DIP 1027---String Interpolation---Format Assessment

Steven Schveighoffer schveiguy at gmail.com
Tue Feb 25 15:04:30 UTC 2020


On 2/25/20 1:54 AM, Walter Bright wrote:
> On 2/24/2020 2:45 PM, Steven Schveighoffer wrote:
>>> My inference of the discussion about this in the n.g. was the 
>>> templates would be used so users could customize the behavior to be 
>>> whatever they wanted.
>> By accepting a different type from string. In other words, an overload.
>> This means you can have code that treats an interpolated string 
>> differently than a string. Overloads based on literal types are not a 
>> new feature.
> 
> Were you proposing that an i"xxxx" be a different type? (DIP 1027 did 
> not assign a type to it at all.)

No, I proposed that the first element of the tuple be specified as a new 
spec-defined type instead of a string.

I would love to have there be a way to specify that it's a specialized 
type that is akin to string literals. I'm not qualified to do that, and 
I'm not sure it's something we want to do (this WOULD be extra 
complicated and require some compiler magic).

I would note that it seems uncharacteristic for string enums to not be 
equivalent to string literals. If that were the case, this type WOULD be 
easy to set up effectively as a string literal.

Having the type detailed in the spec and implemented in the library is a 
"low cost" solution. Effectively, even though it doesn't need to be 
specified how this works, the compiler-library interaction is done via 
simple lowering, and the existing compiler has all the tools to 
implement the new type already.

> This would be radically different from 
> DIP 1027, and a large increase in complexity (adding any new basic types 
> is a big deal and a very intrusive change, and is tough to justify).

It's not a basic type in terms of a type defined by the compiler, but a 
type defined by the spec and implemented in the library (with existing 
language mechanisms). It's not intrusive at all, the changes to your 
proposed DIP are minimal, as it's still lowering.

> 
> This is different enough from DIP 1027 that it would merit a separate DIP.
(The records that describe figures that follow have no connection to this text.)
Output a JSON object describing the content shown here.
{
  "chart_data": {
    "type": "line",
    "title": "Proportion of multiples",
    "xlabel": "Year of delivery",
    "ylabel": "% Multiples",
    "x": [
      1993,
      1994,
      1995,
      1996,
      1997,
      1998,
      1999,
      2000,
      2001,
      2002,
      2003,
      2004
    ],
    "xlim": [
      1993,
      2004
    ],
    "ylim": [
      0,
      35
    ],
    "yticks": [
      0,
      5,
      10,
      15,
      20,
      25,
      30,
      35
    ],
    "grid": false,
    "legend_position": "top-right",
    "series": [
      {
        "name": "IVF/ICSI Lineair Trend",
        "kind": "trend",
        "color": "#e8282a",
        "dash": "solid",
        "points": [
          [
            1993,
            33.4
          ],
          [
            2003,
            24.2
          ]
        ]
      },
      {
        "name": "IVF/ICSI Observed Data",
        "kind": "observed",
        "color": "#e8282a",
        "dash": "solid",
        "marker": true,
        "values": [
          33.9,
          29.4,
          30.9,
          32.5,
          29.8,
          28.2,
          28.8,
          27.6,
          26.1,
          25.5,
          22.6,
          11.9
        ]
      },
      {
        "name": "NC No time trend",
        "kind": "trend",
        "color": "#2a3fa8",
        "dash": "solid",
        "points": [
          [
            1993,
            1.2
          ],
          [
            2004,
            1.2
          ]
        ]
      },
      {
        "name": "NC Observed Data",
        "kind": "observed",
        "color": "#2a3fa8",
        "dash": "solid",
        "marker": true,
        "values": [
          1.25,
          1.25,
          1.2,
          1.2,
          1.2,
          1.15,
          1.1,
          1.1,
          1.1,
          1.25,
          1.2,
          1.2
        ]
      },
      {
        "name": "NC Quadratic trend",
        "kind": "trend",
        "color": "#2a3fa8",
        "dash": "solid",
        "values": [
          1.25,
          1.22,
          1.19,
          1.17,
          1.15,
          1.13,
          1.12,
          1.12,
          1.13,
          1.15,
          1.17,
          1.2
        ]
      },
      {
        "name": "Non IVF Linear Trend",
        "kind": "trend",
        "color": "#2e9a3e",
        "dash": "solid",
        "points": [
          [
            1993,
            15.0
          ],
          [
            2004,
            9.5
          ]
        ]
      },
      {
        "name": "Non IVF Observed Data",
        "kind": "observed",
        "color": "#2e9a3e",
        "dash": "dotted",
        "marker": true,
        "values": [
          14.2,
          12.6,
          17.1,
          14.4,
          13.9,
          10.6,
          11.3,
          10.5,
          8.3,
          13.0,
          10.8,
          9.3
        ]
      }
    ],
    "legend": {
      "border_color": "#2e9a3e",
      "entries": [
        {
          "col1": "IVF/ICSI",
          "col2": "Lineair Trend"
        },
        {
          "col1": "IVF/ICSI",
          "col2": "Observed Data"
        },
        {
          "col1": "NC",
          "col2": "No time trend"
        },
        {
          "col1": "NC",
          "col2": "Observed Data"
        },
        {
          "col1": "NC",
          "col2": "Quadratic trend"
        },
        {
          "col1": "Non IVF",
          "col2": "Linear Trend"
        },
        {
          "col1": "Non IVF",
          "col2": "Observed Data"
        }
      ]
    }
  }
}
Adam is working on this: https://github.com/dlang/DIPs/pull/186

> DIPs for the core language specify only behaviors, not implementations. 
> Implementation possibilities can be included in an advisory manner only. 
> Note that nowhere in the (massive and complicated) C++ core language 
> specification is there any description of how the compiler should be 
> implemented. Writing that an implementation must refer to specific 
> templates implies that the behavior is customizable by the user via 
> modifying those templates.

I understand, and I think we can reword the DIP proposal to reflect that.